Establish a School-Level AI Working Group Include teachers, support staff, IT leads and safeguarding officers. Meet regularly to assess AI tools, review classroom impact and draft usage guidelines. Ensure representation across subjects and age groups to reflect diverse needs.
Provide Professional Development and Training Offer CPD sessions focused on AI literacy, ethical use and pedagogical integration. Use real classroom scenarios to explore both benefits and risks. Encourage staff to trial AI tools with support, not pressure.
Co-Design Policies with Staff Input Draft AI usage policies collaboratively, not top-down. Include clear protocols for student use, teacher responsibilities and data protection. Invite feedback before finalising and revise policies annually based on classroom realities.
Create Feedback Loops and Reporting Channels Allow staff to report misuse, concerns, or successes with AI tools. Use anonymous surveys or open forums to gather insights. Ensure leadership responds transparently and adjusts practice accordingly.
Protect Teacher Autonomy Make it clear that AI is a support tool, not a replacement. Respect professional judgment in deciding when and how to use AI. Avoid mandates that force adoption without context or consent.

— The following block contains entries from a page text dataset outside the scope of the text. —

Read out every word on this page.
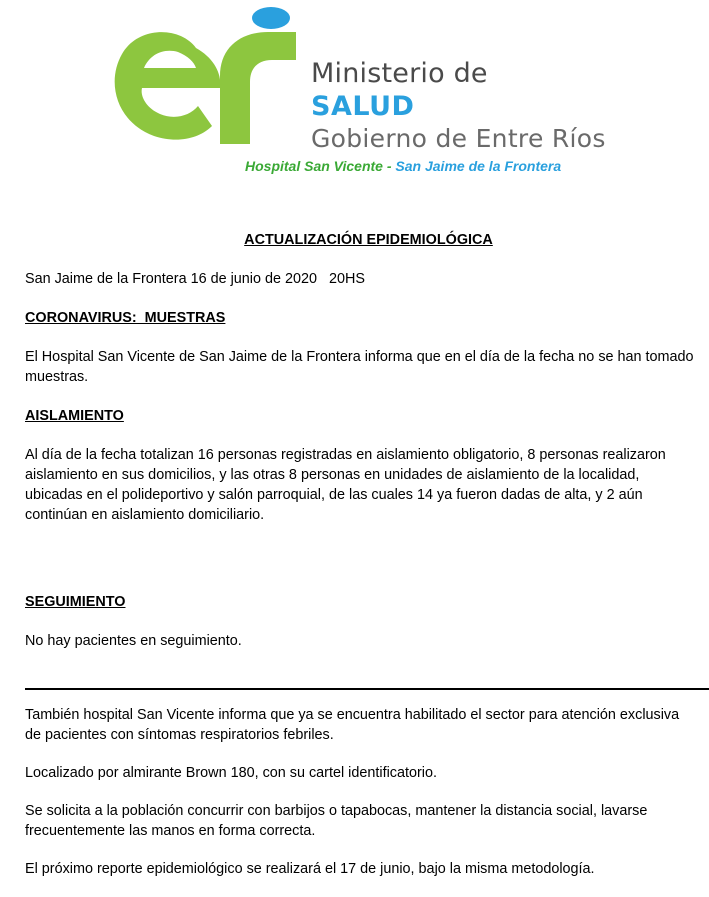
Ministerio de
SALUD
Gobierno de Entre Ríos
Hospital San Vicente - San Jaime de la Frontera
ACTUALIZACIÓN EPIDEMIOLÓGICA
San Jaime de la Frontera 16 de junio de 2020   20HS
CORONAVIRUS:  MUESTRAS
El Hospital San Vicente de San Jaime de la Frontera informa que en el día de la fecha no se han tomado muestras.
AISLAMIENTO
Al día de la fecha totalizan 16 personas registradas en aislamiento obligatorio, 8 personas realizaron aislamiento en sus domicilios, y las otras 8 personas en unidades de aislamiento de la localidad, ubicadas en el polideportivo y salón parroquial, de las cuales 14 ya fueron dadas de alta, y 2 aún continúan en aislamiento domiciliario.
SEGUIMIENTO
No hay pacientes en seguimiento.
También hospital San Vicente informa que ya se encuentra habilitado el sector para atención exclusiva de pacientes con síntomas respiratorios febriles.
Localizado por almirante Brown 180, con su cartel identificatorio.
Se solicita a la población concurrir con barbijos o tapabocas, mantener la distancia social, lavarse frecuentemente las manos en forma correcta.
El próximo reporte epidemiológico se realizará el 17 de junio, bajo la misma metodología.
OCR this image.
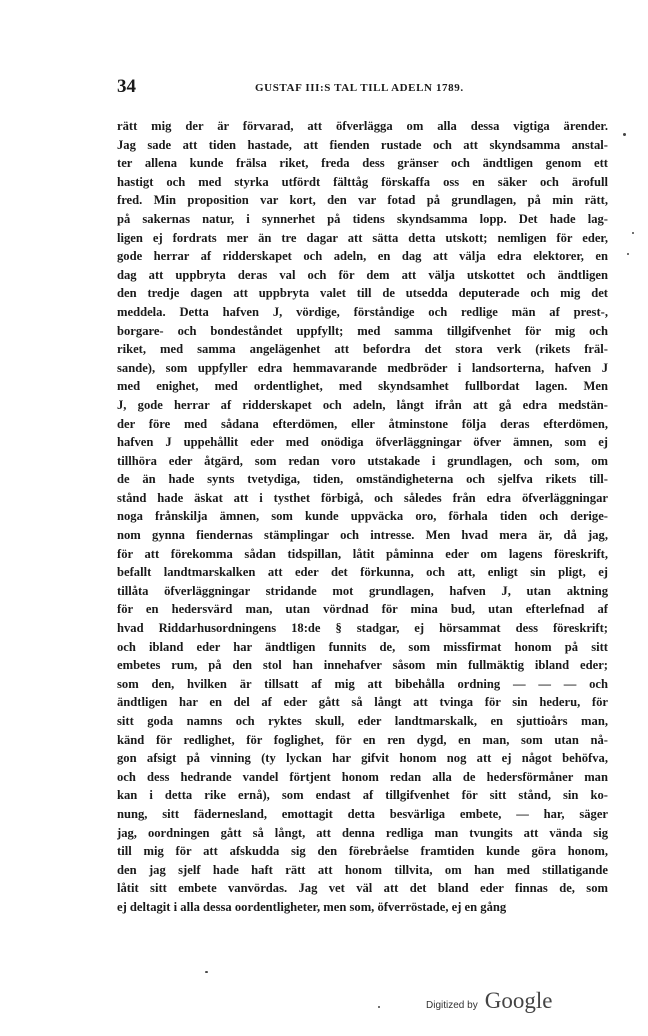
34	GUSTAF III:S TAL TILL ADELN 1789.
rätt mig der är förvarad, att öfverlägga om alla dessa vigtiga ärender.
Jag sade att tiden hastade, att fienden rustade och att skyndsamma anstal-
ter allena kunde frälsa riket, freda dess gränser och ändtligen genom ett
hastigt och med styrka utfördt fälttåg förskaffa oss en säker och ärofull
fred. Min proposition var kort, den var fotad på grundlagen, på min rätt,
på sakernas natur, i synnerhet på tidens skyndsamma lopp. Det hade lag-
ligen ej fordrats mer än tre dagar att sätta detta utskott; nemligen för eder,
gode herrar af ridderskapet och adeln, en dag att välja edra elektorer, en
dag att uppbryta deras val och för dem att välja utskottet och ändtligen
den tredje dagen att uppbryta valet till de utsedda deputerade och mig det
meddela. Detta hafven J, vördige, förståndige och redlige män af prest-,
borgare- och bondeståndet uppfyllt; med samma tillgifvenhet för mig och
riket, med samma angelägenhet att befordra det stora verk (rikets fräl-
sande), som uppfyller edra hemmavarande medbröder i landsorterna, hafven J
med enighet, med ordentlighet, med skyndsamhet fullbordat lagen. Men
J, gode herrar af ridderskapet och adeln, långt ifrån att gå edra medstän-
der före med sådana efterdömen, eller åtminstone följa deras efterdömen,
hafven J uppehållit eder med onödiga öfverläggningar öfver ämnen, som ej
tillhöra eder åtgärd, som redan voro utstakade i grundlagen, och som, om
de än hade synts tvetydiga, tiden, omständigheterna och sjelfva rikets till-
stånd hade äskat att i tysthet förbigå, och således från edra öfverläggningar
noga frånskilja ämnen, som kunde uppväcka oro, förhala tiden och derige-
nom gynna fiendernas stämplingar och intresse. Men hvad mera är, då jag,
för att förekomma sådan tidspillan, låtit påminna eder om lagens föreskrift,
befallt landtmarskalken att eder det förkunna, och att, enligt sin pligt, ej
tillåta öfverläggningar stridande mot grundlagen, hafven J, utan aktning
för en hedersvärd man, utan vördnad för mina bud, utan efterlefnad af
hvad Riddarhusordningens 18:de § stadgar, ej hörsammat dess föreskrift;
och ibland eder har ändtligen funnits de, som missfirmat honom på sitt
embetes rum, på den stol han innehafver såsom min fullmäktig ibland eder;
som den, hvilken är tillsatt af mig att bibehålla ordning — — — och
ändtligen har en del af eder gått så långt att tvinga för sin hederu, för
sitt goda namns och ryktes skull, eder landtmarskalk, en sjuttioårs man,
känd för redlighet, för foglighet, för en ren dygd, en man, som utan nå-
gon afsigt på vinning (ty lyckan har gifvit honom nog att ej något behöfva,
och dess hedrande vandel förtjent honom redan alla de hedersförmåner man
kan i detta rike ernå), som endast af tillgifvenhet för sitt stånd, sin ko-
nung, sitt fädernesland, emottagit detta besvärliga embete, — har, säger
jag, oordningen gått så långt, att denna redliga man tvungits att vända sig
till mig för att afskudda sig den förebråelse framtiden kunde göra honom,
den jag sjelf hade haft rätt att honom tillvita, om han med stillatigande
låtit sitt embete vanvördas. Jag vet väl att det bland eder finnas de, som
ej deltagit i alla dessa oordentligheter, men som, öfverröstade, ej en gång
Digitized by Google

Engage Unions and Professional Bodies Collaborate with groups like the NEU and NASUWT to align school policies with national standards. Use union guidance to safeguard workload, ethics and professional boundaries.
Classroom-Level Examples of Staff-Shaped AI Practice
Teacher-Led AI Integration A Year 10 English teacher uses AI to generate multiple interpretations of a poem, then guides students in comparing them; helping them critique bias, tone and depth. Staff decide which AI tools are permitted and how they’re introduced. Students learn that AI is a tool for thinking, not a shortcut.
Clear Boundaries and Labelling Assignments include a section where students must declare if AI was used and how. Teachers model this by labelling AI-assisted lesson plans or feedback, reinforcing transparency and accountability.
Ethics and Critical Thinking Lessons PSHE or Citizenship classes include modules on AI ethics, bias, and authorship. Staff co-design these lessons, ensuring they reflect real classroom concerns, not abstract tech agendas.
Staff-Led Safeguarding Protocols Teachers report concerns about AI misuse (e.g., fabricated homework, inappropriate prompts) through a designated channel. A safeguarding lead reviews AI interactions and updates risk assessments, with input from classroom staff.